Paul Bolster and Emery Trahan reading up on the market. Photo by Craig Bailey.
June 25, 2009
Should today’s individual investor heed the advice of financial bloggers or television personalities? And, what impact do the recommendations of such persons have on the stock market?
To help answer these questions, two Northeastern University professors recently completed a study on the investment advice of Jim Cramer, host of one of CNBC’s most-watched programs, “Mad Money.” The results show that if Cramer were to take his own advice—buying and selling as he recommends to his audience, he wouldn’t fare too poorly.

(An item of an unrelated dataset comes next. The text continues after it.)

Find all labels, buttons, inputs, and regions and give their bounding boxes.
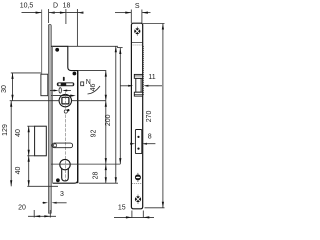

But he wouldn’t become rich, either.
Paul J. Bolster and Emery A. Trahan, professors of finance at Northeastern’s College of Business Administration, examined Cramer’s picks over a two-and-one-half year period between July 2005 and December 2007. They developed and followed a hypothetical stock portfolio based on 1,344 “buy” and 435 “sell” recommendations Cramer made to his viewers.
The hypothetical portfolio returned 31.75 percent, or close to 12.1 percent annually, beating Standard & Poor’s 500-stock index (18.7 percent, or 7.35 percent annually during the same period). However, the researchers explain, when factors such as investment risk are taken into account, the Cramer portfolio performed slightly less well than the market in 2006, and slightly better in 2007.
In addition, the data showed that Cramer's stock recommendations clearly influence share prices. On average, if he said "buy," the value of that stock went up by 2 percent on the following day. If he said "sell," the price fell by 0.7 percent. The positive bump for "buys" tended to reverse over the next 30 days, but the "sells" continued to decline during the same time frame.
“Based on his large and loyal viewership, Jim Cramer is certainly entertaining and mesmerizing to his viewers,” said Bolster and Trahan in their report. However, “the results provide little compelling information that Cramer’s recommendations are extraordinarily good or unusually bad.”
The results of the study were published in The Financial Services Review.